Is there a way to show that sqrt(2)+sqrt(3)+sqrt(5) is algebraic over Q?

[~Death~]

Hi,

i can't figure out this problem in my algebra book

I thought it was interesting that this thing was rational though...

anyone know how to start it?

 

[~Death~]

I think i figured it out i might have been confused on the difference between algebraic and rational

idk how to show that algebraic numbers are closed under + though

 

[snipez90]

Erg, so there was a tiny treatment of algebraic numbers in Spivak's calculus text, but basically I have forgotten that chapter. But I think there was a trivial exercise where you show that if a > 0 is algebraic, then sqrt(a) is also algebraic. Also, intuitively, it seems true that the sum of algebraic numbers is also algebraic. On the other hand, there is probably an easier way.

 

[g_edgar]

Hi,

i can't figure out this problem in my algebra book

I thought it was interesting that this thing was rational though...

anyone know how to start it?

In this particular case it is enough to find a polynomial (with integer coefficients) that has this as a root. It will be a polynomial of degree 8.
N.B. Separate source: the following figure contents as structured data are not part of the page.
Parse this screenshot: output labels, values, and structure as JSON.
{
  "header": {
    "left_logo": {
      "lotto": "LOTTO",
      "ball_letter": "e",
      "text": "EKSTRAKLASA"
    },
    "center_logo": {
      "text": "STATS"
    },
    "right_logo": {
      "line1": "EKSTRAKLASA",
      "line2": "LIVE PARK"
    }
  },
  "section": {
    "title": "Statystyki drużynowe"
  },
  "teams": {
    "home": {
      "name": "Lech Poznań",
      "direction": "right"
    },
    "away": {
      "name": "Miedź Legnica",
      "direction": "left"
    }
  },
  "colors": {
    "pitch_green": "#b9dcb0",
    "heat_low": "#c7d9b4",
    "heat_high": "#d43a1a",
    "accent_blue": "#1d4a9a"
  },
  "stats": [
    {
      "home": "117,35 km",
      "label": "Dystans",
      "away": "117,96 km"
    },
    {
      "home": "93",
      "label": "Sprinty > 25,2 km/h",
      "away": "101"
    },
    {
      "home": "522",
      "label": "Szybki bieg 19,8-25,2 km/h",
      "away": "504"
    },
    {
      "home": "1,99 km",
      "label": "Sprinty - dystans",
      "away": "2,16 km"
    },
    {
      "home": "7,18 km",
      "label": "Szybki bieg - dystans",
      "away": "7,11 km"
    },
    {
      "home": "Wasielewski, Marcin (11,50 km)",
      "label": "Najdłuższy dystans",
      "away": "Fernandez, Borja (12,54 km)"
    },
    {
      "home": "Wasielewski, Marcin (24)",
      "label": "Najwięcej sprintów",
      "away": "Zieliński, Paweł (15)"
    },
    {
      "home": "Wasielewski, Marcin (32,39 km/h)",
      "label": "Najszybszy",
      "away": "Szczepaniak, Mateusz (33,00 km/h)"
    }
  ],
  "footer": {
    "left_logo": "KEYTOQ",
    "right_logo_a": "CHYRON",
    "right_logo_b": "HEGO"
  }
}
Start with equation x = \sqrt{2}+\sqrt{3}+\sqrt{5} then eliminate the radicals ... isolate a radical on one side, then square. It takes three times to get rid of all three radicals, you end up with x squared three times so you have x^8 in your polynomial.

I get
-40\,x^6+576-960\,x^2+352\,x^4+x^8 = 0

 

[Hurkyl]

Also, intuitively, it seems true that the sum of algebraic numbers is also algebraic. On the other hand, there is probably an easier way.

The easiest way I can think is in terms of vector spaces over Q. (Meaning that you can only use rational numbers as scalars, rather than arbitrary real or complex numbers)

Theorem: A complex number a is algebraic over Q if and only if its powers 1, a, a², a³, ... are linearly dependent.​

Can you prove this theorem? Can you see how to leverage linear algebra to prove the result you want?